Fashion Scout: ‘Alexander McQueen: Savage Beauty’

Everything you've heard is true and more. The "Alexander McQueen: Savage Beauty" exhibition at the Metropolitan Museum of Art is a haunting, exquisite presentation of the late designer's transcendent work. It's uplifting and crushing at once – the craftsmanship, the imagination, the devastation of one man on display. It'd be a fashion fail to miss this show by The Costume Institute, and we'll give you five specific reasons you should hop on the 6 train to see it right now…

  • Have you ever observed a McQueen dress up close? Well how about 100 of them? His pieces are a lesson in tailoring, but their materials take it to a whole other level: razor-clam shells, glass medical slides painted red, resin vulture skulls, jet black horse hair, lilac silk faille, gold-painted duck feathers, silk and fresh flowers embroidered onto a dress. To study them here is to discover McQueen anew.

  • The multimedia exhibition includes several large screen replays of McQueen's dramatic fashion presentations, none quite so stirring as Shalom Harlow's finale in Spring/Summer 1999. Caught between two industrial robots encircling her like prey, the model and her white cotton dress are ultimately ravaged by their spews of spray paint. Girlfriend may as well have invented the term WERK in that performance. We've seen the video 500 times, but to watch it alongside all the museum's visitors – and have the original dress right in front of you – is rather moving.

  • McQueen's team of accessory collaborators punctuated his clothing and helped realize his vision. Treacy was his go-to guy when it came to head gear, and many of his pieces are displayed in the exhibition's "Cabinet of Curiosities" section. Our favorite might be Treacy's "Chinese Garden" hat from Spring/Summer 2005. It's a huge, insanely elaborate landscape of Chinese garden vignettes made out of cork. OUT OF CORK.

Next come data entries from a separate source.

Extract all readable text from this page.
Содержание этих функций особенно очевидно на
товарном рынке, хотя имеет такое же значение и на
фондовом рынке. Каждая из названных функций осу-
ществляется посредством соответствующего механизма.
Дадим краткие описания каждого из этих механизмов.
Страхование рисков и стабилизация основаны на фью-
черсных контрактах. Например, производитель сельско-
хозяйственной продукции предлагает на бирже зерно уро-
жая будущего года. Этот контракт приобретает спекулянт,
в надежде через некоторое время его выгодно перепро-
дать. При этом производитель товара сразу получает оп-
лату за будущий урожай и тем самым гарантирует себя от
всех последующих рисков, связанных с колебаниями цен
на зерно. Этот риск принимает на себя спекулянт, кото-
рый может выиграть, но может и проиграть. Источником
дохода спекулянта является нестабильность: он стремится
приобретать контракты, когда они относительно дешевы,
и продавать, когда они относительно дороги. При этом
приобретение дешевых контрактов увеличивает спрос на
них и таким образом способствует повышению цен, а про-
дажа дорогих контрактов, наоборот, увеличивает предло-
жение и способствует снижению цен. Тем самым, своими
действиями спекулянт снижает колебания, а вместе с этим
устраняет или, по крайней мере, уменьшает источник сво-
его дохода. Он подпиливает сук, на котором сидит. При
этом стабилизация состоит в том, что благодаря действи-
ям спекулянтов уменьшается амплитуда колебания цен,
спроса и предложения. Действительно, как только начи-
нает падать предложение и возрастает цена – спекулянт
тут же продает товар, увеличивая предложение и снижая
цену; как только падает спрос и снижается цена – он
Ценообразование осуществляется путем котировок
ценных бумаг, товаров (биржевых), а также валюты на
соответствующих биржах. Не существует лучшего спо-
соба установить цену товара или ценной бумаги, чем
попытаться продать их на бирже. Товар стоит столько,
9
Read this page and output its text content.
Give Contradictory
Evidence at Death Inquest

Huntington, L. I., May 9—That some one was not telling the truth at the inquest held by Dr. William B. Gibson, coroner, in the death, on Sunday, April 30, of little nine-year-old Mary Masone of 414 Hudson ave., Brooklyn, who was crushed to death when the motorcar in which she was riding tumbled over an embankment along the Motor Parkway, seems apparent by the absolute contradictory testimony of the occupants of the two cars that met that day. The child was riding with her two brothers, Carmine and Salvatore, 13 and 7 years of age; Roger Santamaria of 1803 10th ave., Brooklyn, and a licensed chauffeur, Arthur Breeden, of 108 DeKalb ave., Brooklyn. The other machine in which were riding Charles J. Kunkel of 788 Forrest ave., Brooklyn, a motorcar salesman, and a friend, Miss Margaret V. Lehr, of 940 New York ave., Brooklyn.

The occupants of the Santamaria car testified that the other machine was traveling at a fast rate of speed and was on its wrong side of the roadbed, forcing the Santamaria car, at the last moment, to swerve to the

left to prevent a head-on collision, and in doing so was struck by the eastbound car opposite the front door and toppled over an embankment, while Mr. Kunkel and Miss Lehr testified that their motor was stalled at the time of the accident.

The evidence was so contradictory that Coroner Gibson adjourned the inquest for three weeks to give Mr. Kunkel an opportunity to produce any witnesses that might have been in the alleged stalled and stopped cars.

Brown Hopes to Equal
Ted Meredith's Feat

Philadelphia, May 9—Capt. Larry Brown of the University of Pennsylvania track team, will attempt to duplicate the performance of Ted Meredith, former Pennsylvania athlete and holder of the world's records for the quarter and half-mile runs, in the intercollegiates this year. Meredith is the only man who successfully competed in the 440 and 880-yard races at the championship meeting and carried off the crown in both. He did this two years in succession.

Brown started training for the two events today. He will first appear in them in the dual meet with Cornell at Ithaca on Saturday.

  • Shown in a storage locker somewhere, these ensembles would still draw a crowd. But the backdrops commissioned by curator Andrew Bolton make this exhibition AN EXPERIENCE. An eerie hall of aged mirrors reflect a mix of McQueen's more gothic designs while his 1995 "Highland Rape" collection stands starkly in an all wooden room barbarically smashed. McQueen defended this sliced-and-torn collection as the rape of his native Scotland by England – and it's these sorts of set designs that heighten the emotion behind the work.

  • Okay, we had to eliminate like 10 other amazing things to include these but can you handle it?! An homage to McQueen's Spring/Summer 2010 futuristic collection, we declare the Mini Armadillo a collector's item – a little piece of McQueen to commemorate this wonderful show.

Hats off to Andrew Bolton, curator, with the support of Harold Koda, curator in charge, both of The Costume Institute.